Annani closed her eyes and tried to center herself. She reached for the calm that usually came so easily, the connection to something greater than herself that had guided her through countless crises over the millennia.
But the calm wouldn't come. Her thoughts were too chaotic, her heart too turbulent.
She tried to remember what Syssi had told her about her vision.
There were people on the island worth saving.
Syssi had seen two couples who might be somehow connected to the unfolding events.
The Fates had shown them for a reason, perhaps just to point out that love was the strongest power in the universe, but it was also possible that they had a role to play in this.
The portal to another world they had shown Syssi, which was located on Mount Ararat, seemed unrelated to Khiann, but it was unlikely that the Fates had just randomly shown it to Syssi. The problem was that they had not explained the connection, and Annani could not begin to guess it.
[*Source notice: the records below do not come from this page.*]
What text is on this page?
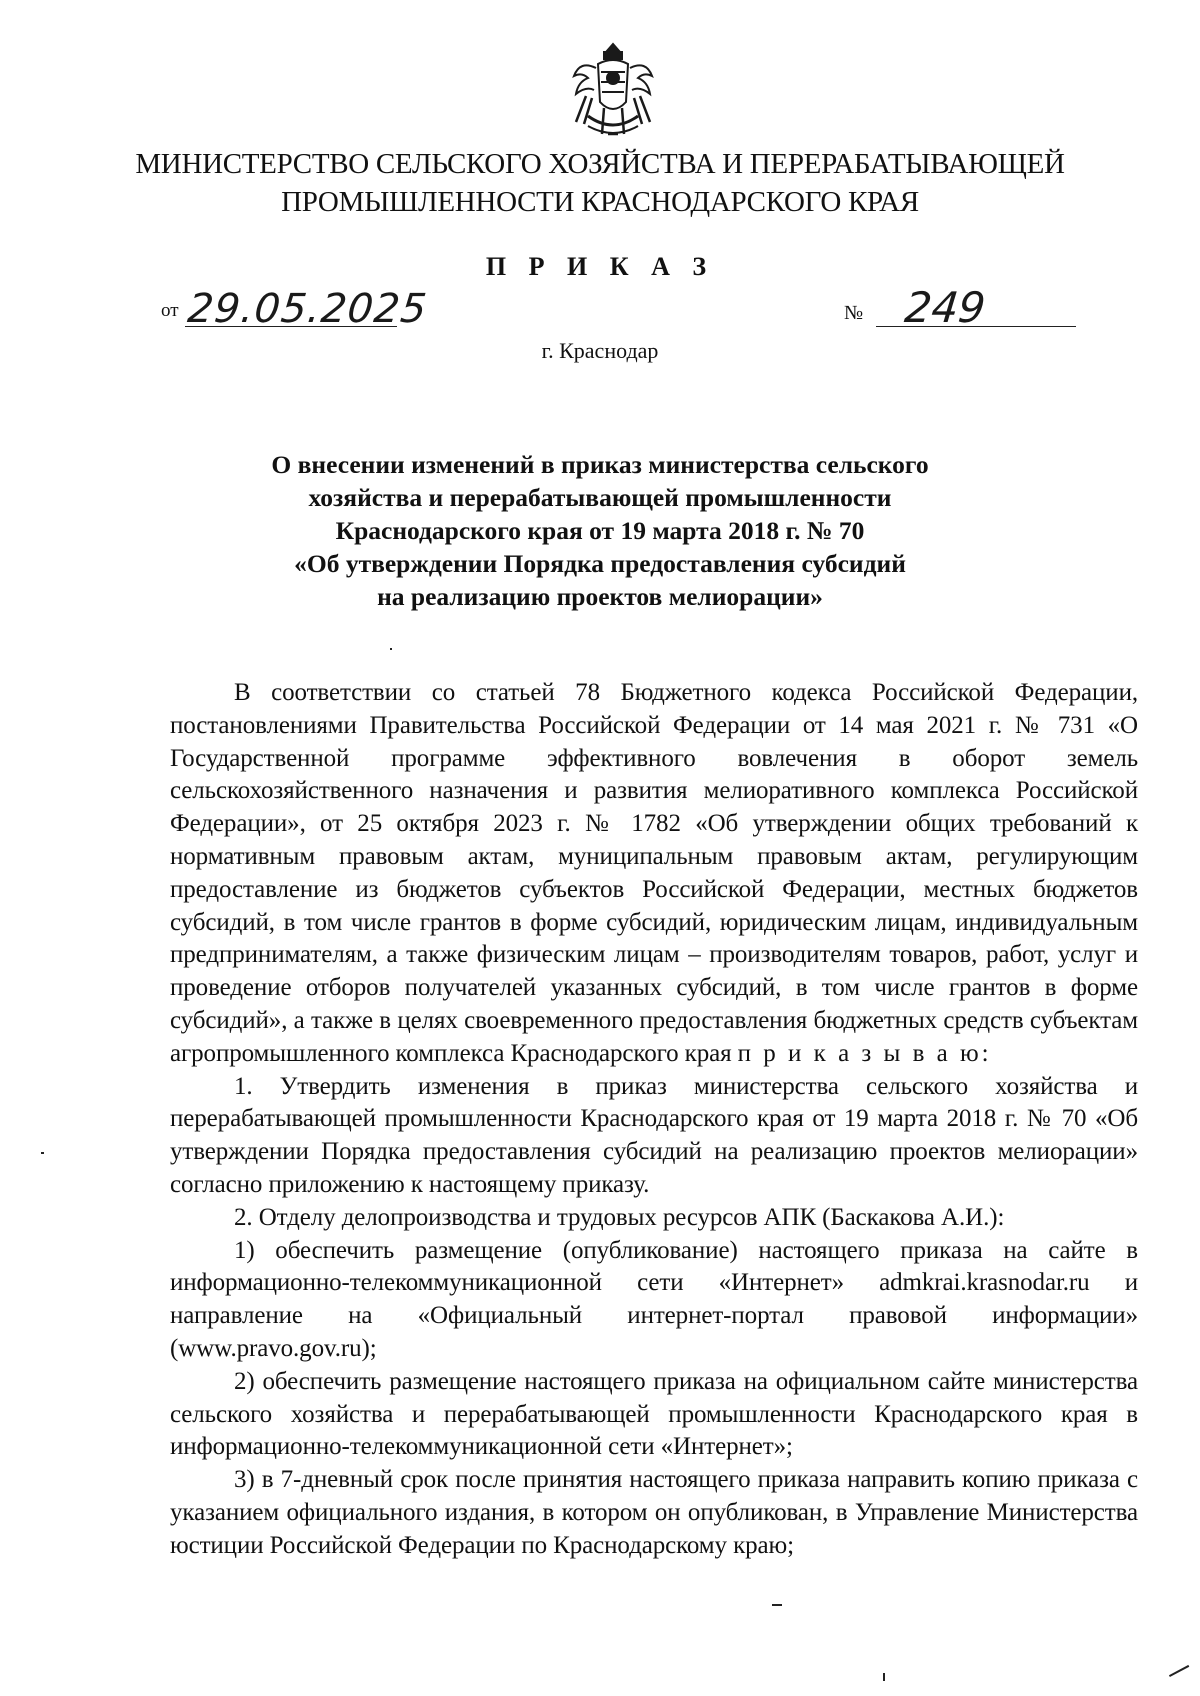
МИНИСТЕРСТВО СЕЛЬСКОГО ХОЗЯЙСТВА И ПЕРЕРАБАТЫВАЮЩЕЙ
ПРОМЫШЛЕННОСТИ КРАСНОДАРСКОГО КРАЯ
П Р И К А З
от 29.05.2025	№ 249
г. Краснодар
О внесении изменений в приказ министерства сельского
хозяйства и перерабатывающей промышленности
Краснодарского края от 19 марта 2018 г. № 70
«Об утверждении Порядка предоставления субсидий
на реализацию проектов мелиорации»

В соответствии со статьей 78 Бюджетного кодекса Российской Федерации, постановлениями Правительства Российской Федерации от 14 мая 2021 г. № 731 «О Государственной программе эффективного вовлечения в оборот земель сельскохозяйственного назначения и развития мелиоративного комплекса Российской Федерации», от 25 октября 2023 г. № 1782 «Об утверждении общих требований к нормативным правовым актам, муниципальным правовым актам, регулирующим предоставление из бюджетов субъектов Российской Федерации, местных бюджетов субсидий, в том числе грантов в форме субсидий, юридическим лицам, индивидуальным предпринимателям, а также физическим лицам – производителям товаров, работ, услуг и проведение отборов получателей указанных субсидий, в том числе грантов в форме субсидий», а также в целях своевременного предоставления бюджетных средств субъектам агропромышленного комплекса Краснодарского края п р и к а з ы в а ю:

1. Утвердить изменения в приказ министерства сельского хозяйства и перерабатывающей промышленности Краснодарского края от 19 марта 2018 г. № 70 «Об утверждении Порядка предоставления субсидий на реализацию проектов мелиорации» согласно приложению к настоящему приказу.

2. Отделу делопроизводства и трудовых ресурсов АПК (Баскакова А.И.):

1) обеспечить размещение (опубликование) настоящего приказа на сайте в информационно-телекоммуникационной сети «Интернет» admkrai.krasnodar.ru и направление на «Официальный интернет-портал правовой информации» (www.pravo.gov.ru);

2) обеспечить размещение настоящего приказа на официальном сайте министерства сельского хозяйства и перерабатывающей промышленности Краснодарского края в информационно-телекоммуникационной сети «Интернет»;

3) в 7-дневный срок после принятия настоящего приказа направить копию приказа с указанием официального издания, в котором он опубликован, в Управление Министерства юстиции Российской Федерации по Краснодарскому краю;
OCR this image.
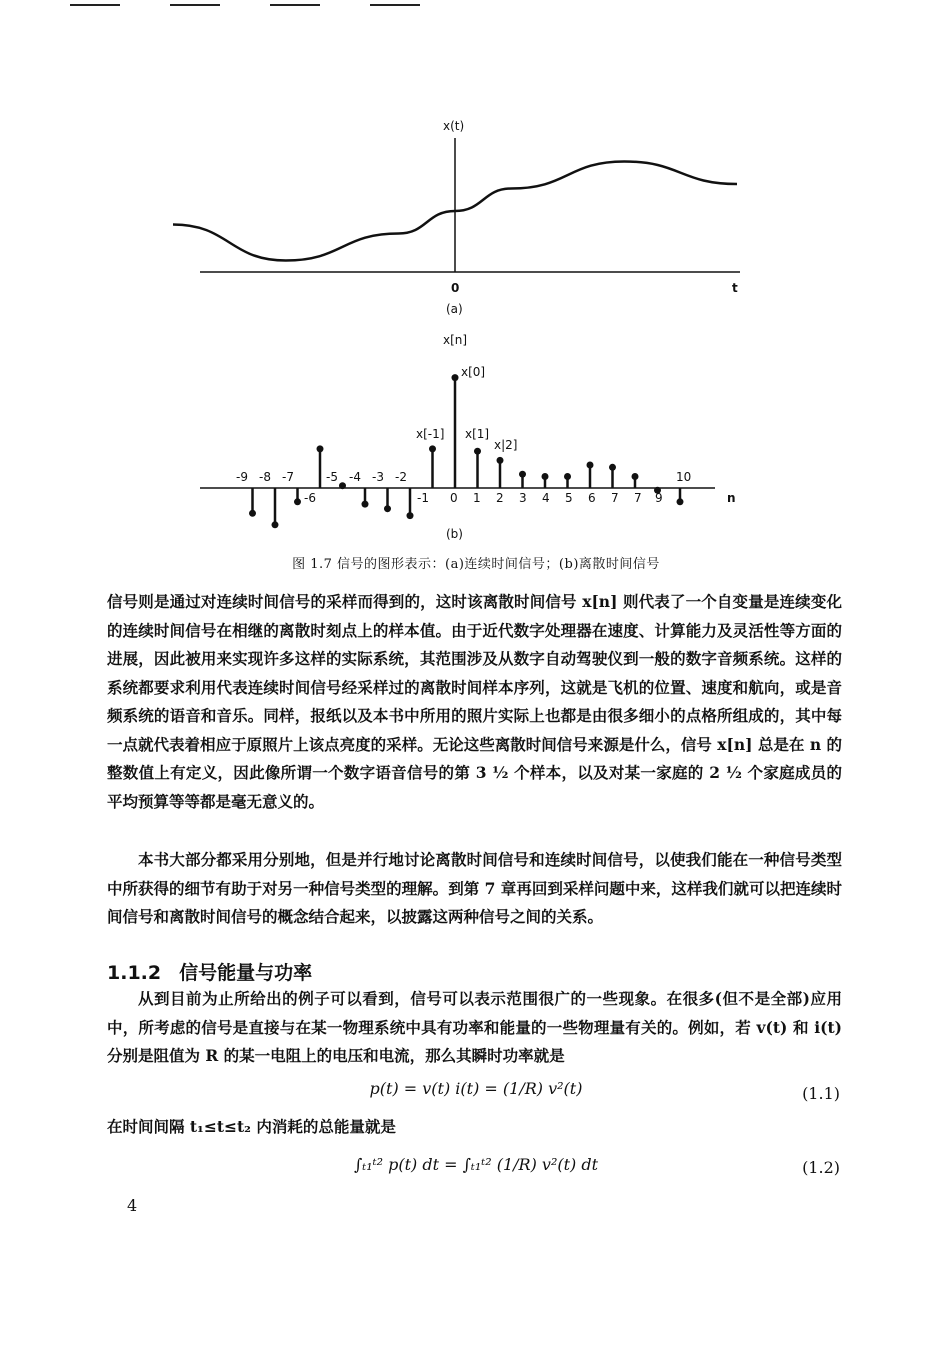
x(t)
0	t
(a)
x[n]
x[0]
x[-1] x[1]
x|2]
-9 -8 -7	-5 -4 -3 -2	10
-6	-1 0 1 2 3 4 5 6 7 7 9	n
(b)
图 1.7 信号的图形表示：(a)连续时间信号；(b)离散时间信号

信号则是通过对连续时间信号的采样而得到的，这时该离散时间信号 x[n] 则代表了一个自变量是连续变化的连续时间信号在相继的离散时刻点上的样本值。由于近代数字处理器在速度、计算能力及灵活性等方面的进展，因此被用来实现许多这样的实际系统，其范围涉及从数字自动驾驶仪到一般的数字音频系统。这样的系统都要求利用代表连续时间信号经采样过的离散时间样本序列，这就是飞机的位置、速度和航向，或是音频系统的语音和音乐。同样，报纸以及本书中所用的照片实际上也都是由很多细小的点格所组成的，其中每一点就代表着相应于原照片上该点亮度的采样。无论这些离散时间信号来源是什么，信号 x[n] 总是在 n 的整数值上有定义，因此像所谓一个数字语音信号的第 3 ½ 个样本，以及对某一家庭的 2 ½ 个家庭成员的平均预算等等都是毫无意义的。

本书大部分都采用分别地，但是并行地讨论离散时间信号和连续时间信号，以使我们能在一种信号类型中所获得的细节有助于对另一种信号类型的理解。到第 7 章再回到采样问题中来，这样我们就可以把连续时间信号和离散时间信号的概念结合起来，以披露这两种信号之间的关系。

1.1.2 信号能量与功率

从到目前为止所给出的例子可以看到，信号可以表示范围很广的一些现象。在很多(但不是全部)应用中，所考虑的信号是直接与在某一物理系统中具有功率和能量的一些物理量有关的。例如，若 v(t) 和 i(t) 分别是阻值为 R 的某一电阻上的电压和电流，那么其瞬时功率就是

p(t) = v(t) i(t) = (1/R) v²(t)	(1.1)

在时间间隔 t₁≤t≤t₂ 内消耗的总能量就是

∫ₜ₁ᵗ² p(t) dt = ∫ₜ₁ᵗ² (1/R) v²(t) dt	(1.2)
4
She opened her eyes. "Syssi's vision showed her two human couples in love.
I think the message was that love is the most important power in the universe and should be prioritized.
Perhaps they were trying to tell me that I should choose Khiann above all other considerations.
The portal on Mount Ararat leading to another world is more of a mystery, and I cannot imagine what it was trying to tell us. "
"What does that have to do with Khiann?" Kalugal asked.
"Perhaps nothing." Annani shook her head. "Perhaps everything. The Fates rarely show us things without reason, but they also rarely make the meaning clear."
"So, what do we do?" Carol asked. "We can't just sit here and wait for divine inspiration while Losham chips away at that enclosure."
"No," Annani agreed. "We cannot."
But she couldn't bring herself to make the decision either.
Freeing Navuh would unleash his evil upon the world, and hoping for another chance to catch him was no plan. Thousands would die before they could recapture him, and untold more if the opportunity never came. All sacrificed so she could save her truelove mate.
Khiann would have done it for her. She knew that without a doubt, but then Khiann had not carried guilt for five thousand years for bringing about their people's demise and destroying the ancient world.
She had chosen love before and had broken her engagement to Mortdh to marry Khiann.
Her actions had brought about the end of the era of the gods, and the consequences had continued rippling outward in waves of destruction that still had not stopped.
Every death, every battle, every life ruined by the endless conflict could be traced back to her choice.
"I need more time," she said. "I need to think and to pray."
"How much time?" Kian asked.
"I do not know." She rose from her chair, her legs unsteady beneath her. "I will try to give you my answer by tomorrow."